Developers are increasingly aware of the important role YouTube has in a games promotion, even embedding those experiences into the game. Bossa Studios’ Luke Williams acknowledged that YouTube was core to the success of Surgeon Simulator in an interview with StickTwiddlers:

"Totally, I mean YouTube is pretty much the main reason we are so successful with Surgeon Simulator 2013, and we are aware of that completely. That’s one of the reasons that we made sure to give them a thank you, by naming or tying in achievements based on some of those videos."

Octodad: Dadliest Catch screenshot

Bossa isn’t the only studio acutely aware of the importance YouTube has on the potential success of these sorts of games.

Octodad, the charming little title from Young Horses also focused on a big push towards viral videos. President Phil Tibitoski spoke to PushSquare last August about promoting the game:

"We've shown the game at everything we can make our way to, and made a big push for creating an online presence not to be reckoned with. We got Greenlit for release on Steam, and even had some huge YouTuber's like TotalBiscuit, NorthernLionLP, MangelRogel, and PewdiePie play the game."
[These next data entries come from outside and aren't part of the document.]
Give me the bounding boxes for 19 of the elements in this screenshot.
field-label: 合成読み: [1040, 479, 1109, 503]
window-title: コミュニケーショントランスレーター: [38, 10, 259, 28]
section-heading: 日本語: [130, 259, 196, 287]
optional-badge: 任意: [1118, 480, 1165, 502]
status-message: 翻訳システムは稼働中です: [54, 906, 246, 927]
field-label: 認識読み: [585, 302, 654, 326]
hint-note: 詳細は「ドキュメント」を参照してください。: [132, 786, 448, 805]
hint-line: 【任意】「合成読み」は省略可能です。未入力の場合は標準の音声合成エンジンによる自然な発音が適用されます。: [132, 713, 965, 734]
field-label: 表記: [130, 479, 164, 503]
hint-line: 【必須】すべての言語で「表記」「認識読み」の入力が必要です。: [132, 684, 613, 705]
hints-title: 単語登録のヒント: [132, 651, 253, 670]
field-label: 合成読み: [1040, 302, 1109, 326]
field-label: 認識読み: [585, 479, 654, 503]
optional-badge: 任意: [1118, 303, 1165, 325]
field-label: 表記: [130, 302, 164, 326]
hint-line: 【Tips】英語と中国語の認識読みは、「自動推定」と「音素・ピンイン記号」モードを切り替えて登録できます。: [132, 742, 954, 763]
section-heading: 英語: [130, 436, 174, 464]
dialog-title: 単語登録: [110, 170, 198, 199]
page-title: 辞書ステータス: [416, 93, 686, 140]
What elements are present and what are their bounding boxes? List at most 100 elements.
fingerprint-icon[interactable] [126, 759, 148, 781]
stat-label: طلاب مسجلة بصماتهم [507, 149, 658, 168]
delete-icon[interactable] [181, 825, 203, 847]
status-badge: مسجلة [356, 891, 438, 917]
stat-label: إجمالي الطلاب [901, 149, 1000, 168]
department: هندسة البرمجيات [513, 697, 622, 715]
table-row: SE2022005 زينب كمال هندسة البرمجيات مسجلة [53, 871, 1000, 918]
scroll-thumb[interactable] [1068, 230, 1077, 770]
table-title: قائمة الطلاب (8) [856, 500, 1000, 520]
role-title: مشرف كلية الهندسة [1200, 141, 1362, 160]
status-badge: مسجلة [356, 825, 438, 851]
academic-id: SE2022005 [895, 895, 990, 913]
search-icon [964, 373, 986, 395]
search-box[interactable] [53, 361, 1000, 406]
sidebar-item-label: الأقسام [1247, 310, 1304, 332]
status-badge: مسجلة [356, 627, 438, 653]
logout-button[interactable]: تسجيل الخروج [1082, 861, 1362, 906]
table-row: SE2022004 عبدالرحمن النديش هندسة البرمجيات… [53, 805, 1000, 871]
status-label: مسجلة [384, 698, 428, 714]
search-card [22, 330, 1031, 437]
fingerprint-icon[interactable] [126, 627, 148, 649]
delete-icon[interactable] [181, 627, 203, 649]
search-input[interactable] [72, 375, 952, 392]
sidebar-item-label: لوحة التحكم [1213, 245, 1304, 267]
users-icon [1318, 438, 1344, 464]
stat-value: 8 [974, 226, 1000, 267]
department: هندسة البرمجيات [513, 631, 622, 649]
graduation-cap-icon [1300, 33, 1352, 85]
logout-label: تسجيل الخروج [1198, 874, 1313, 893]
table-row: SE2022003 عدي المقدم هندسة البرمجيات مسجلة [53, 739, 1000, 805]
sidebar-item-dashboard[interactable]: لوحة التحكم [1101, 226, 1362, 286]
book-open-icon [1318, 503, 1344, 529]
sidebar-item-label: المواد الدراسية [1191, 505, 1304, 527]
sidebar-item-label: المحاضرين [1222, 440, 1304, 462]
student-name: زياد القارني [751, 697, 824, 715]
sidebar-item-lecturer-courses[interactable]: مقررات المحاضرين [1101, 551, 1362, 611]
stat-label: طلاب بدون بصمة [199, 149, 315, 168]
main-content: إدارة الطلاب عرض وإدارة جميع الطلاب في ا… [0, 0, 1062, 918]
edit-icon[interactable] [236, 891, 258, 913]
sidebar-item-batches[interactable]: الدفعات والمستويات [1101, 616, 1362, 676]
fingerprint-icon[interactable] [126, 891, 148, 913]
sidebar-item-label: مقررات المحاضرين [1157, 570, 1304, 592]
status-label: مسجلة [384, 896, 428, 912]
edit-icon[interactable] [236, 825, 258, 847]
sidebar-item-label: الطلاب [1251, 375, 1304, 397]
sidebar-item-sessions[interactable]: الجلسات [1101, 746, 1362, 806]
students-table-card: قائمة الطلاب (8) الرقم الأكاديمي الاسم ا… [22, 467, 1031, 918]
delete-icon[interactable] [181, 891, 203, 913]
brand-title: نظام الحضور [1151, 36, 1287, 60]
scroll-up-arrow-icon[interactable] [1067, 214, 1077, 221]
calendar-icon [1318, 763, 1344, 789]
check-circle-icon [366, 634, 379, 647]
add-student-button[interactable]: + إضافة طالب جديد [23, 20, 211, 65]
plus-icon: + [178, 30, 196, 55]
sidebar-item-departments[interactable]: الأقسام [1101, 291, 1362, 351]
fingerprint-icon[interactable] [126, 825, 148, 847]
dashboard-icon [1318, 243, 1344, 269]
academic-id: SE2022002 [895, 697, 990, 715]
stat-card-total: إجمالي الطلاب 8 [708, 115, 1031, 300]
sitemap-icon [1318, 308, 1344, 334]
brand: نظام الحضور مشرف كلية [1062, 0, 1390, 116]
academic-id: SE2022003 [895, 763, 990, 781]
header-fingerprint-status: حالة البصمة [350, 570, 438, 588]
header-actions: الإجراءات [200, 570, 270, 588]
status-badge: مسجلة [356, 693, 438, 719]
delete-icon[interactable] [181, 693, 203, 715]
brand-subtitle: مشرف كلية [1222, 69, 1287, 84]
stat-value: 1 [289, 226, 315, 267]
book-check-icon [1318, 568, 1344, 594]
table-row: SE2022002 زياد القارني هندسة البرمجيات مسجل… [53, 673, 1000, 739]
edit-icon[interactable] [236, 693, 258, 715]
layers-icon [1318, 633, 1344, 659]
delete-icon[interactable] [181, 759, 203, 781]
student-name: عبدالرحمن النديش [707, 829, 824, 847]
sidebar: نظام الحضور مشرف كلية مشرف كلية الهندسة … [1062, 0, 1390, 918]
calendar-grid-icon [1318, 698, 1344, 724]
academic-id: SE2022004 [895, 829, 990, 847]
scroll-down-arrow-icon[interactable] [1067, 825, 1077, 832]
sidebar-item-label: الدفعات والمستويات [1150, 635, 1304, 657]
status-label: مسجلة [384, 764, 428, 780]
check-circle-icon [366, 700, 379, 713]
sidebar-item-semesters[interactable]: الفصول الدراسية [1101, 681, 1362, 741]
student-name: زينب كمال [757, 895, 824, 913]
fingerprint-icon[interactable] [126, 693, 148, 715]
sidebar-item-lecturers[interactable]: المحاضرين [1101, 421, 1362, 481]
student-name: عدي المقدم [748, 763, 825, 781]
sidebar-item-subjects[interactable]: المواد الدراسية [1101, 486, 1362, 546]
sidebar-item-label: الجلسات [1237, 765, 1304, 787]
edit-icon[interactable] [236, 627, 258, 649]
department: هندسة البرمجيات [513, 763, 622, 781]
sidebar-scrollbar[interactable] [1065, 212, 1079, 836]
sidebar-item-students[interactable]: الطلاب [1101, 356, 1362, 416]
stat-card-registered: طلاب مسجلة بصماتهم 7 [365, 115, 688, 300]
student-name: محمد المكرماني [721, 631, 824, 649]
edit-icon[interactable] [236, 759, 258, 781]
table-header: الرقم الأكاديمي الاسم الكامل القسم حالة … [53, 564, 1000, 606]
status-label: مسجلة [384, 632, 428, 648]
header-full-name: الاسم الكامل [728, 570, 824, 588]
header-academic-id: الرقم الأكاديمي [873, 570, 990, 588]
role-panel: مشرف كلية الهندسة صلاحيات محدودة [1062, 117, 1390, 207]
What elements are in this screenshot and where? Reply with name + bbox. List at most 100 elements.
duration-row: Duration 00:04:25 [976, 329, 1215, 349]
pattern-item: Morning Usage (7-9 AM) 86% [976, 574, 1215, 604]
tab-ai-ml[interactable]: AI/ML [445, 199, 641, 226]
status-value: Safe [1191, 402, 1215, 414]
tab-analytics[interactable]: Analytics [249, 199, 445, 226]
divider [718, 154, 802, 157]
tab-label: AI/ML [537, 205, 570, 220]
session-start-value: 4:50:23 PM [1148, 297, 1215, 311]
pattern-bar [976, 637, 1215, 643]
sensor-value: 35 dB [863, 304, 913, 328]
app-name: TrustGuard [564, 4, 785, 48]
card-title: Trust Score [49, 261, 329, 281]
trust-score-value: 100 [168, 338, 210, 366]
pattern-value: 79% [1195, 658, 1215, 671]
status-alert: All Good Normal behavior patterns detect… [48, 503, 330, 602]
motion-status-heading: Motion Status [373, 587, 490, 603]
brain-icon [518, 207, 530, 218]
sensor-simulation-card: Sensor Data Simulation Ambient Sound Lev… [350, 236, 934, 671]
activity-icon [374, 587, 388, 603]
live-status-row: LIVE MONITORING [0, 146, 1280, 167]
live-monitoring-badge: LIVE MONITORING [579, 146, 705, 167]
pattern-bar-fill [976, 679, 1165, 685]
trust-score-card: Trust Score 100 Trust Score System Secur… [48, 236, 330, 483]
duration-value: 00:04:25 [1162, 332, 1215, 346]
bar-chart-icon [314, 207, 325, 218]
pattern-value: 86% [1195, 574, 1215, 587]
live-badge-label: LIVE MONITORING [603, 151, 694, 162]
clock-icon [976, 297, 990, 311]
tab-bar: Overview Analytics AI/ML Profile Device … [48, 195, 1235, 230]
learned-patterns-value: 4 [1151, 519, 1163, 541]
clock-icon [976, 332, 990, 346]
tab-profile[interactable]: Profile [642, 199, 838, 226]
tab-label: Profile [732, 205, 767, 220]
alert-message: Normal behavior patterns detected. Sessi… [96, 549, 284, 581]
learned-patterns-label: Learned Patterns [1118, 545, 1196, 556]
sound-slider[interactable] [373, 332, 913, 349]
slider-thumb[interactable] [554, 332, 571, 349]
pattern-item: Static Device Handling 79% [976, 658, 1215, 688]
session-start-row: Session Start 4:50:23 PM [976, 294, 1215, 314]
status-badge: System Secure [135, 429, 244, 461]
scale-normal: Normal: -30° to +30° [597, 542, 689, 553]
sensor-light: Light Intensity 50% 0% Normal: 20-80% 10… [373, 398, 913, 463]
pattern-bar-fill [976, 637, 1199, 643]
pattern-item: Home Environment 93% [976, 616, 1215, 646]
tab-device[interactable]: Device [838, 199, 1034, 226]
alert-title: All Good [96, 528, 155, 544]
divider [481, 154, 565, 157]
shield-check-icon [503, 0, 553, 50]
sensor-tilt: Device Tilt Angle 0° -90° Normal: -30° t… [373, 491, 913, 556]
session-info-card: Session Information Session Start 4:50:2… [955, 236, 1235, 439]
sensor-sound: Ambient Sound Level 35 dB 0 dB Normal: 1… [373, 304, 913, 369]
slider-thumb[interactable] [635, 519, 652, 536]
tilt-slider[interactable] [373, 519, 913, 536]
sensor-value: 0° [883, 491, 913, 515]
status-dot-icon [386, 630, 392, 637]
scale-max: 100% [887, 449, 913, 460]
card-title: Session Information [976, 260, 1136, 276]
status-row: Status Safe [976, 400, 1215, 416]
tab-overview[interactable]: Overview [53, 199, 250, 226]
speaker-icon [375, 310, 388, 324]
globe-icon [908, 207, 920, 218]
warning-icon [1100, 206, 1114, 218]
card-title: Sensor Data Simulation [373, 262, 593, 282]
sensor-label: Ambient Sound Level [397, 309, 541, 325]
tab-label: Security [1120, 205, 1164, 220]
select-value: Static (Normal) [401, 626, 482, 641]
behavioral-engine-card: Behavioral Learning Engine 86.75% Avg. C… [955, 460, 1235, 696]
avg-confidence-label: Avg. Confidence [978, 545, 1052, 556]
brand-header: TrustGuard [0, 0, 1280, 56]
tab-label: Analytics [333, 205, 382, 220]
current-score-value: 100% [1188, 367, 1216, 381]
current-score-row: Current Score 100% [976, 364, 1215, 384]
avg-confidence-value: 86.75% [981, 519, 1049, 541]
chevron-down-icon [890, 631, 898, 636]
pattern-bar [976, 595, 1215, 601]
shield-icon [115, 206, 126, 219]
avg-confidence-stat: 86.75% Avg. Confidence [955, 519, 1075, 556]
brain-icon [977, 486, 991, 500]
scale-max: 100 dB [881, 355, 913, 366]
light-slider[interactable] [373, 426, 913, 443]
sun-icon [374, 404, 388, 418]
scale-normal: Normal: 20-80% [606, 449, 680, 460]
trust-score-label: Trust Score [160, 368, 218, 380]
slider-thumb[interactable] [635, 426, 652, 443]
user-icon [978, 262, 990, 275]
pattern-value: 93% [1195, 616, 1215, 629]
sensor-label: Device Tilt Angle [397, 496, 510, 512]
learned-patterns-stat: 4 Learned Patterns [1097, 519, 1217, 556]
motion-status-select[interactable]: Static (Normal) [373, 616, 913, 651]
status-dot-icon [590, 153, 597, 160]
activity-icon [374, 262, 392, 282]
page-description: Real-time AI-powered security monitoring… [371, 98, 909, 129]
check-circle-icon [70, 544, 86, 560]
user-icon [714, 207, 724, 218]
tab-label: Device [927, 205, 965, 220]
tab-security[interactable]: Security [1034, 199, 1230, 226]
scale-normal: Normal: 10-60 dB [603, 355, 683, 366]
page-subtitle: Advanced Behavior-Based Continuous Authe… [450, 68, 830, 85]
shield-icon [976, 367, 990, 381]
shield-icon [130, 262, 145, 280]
Tibitoski highlights another major factor that makes YouTube marketing such a compelling tool for these developers is the relationship between the YouTubers themselves and their subscribers. Us, as subscribers, already like the characters we tune into every day. We enjoy their banter, their personalities and antics, regardless of the game they’re playing. That is why, when we see a new product being played, it is difficult to separate the two: how much of an impact are our favourite characters having on the overall feel of this game?

Octodad: Dadliest Catch is again a ‘QWOP-like’ experience that is fun in the infamous 10-minute clips, watching others fail to accomplish the simplest tasks. In the hands of a player, mind, its lone trick fails to sustain the experience throughout the campaign, as the wonderful Jim Trinca notes in this hilarious video.

This leads me to question how the idea of YouTube-centric games could affect game development. If these experiences are built around the idea of being ‘bad’, or fundamentally janky so that players are having two very different experiences, then to what end could developers work towards?

Goat Simulator screenshot

It creates a model where gameplay experience is secondary to the passivity of watching a game being played, which is enough to sell a product. In this sense, developers are no longer producing ‘games’, but, instead, almost deliberately bad ones for the hope of a punchline that keeps on giving.

Goat Simulator is evidence of this - something that blew up thanks to a self-uploaded video on YouTube. Coffee Stain Studios developed it in a couple of weeks as a game jam to take a break from the development of Sanctum. Thanks to the internet and public demand, though, Goat Sim became a full retail release, and now any venture on Steam will show thousands of people playing it.

The studio know exactly what its game is, and it oozes from every inch of the design. “Michael Bay” achievements, Deadmau5 and absurd physics are just a few examples of how Goat Simulator has embodied its own joke. A side-project people took way too seriously.

So many questions linger in the mind. How will this trend affect the promotion of games? Will YouTubers be increasingly used as a marketing tool to promote rather than more traditional methods? Will games be developed as experiences to be watched rather than played?

Honestly, I have no idea. But what I do know is that, right now, there are certainly games on the market that are tailored for YouTube, and have become incredibly successful for it. So why wouldn’t other developers want a piece of the action?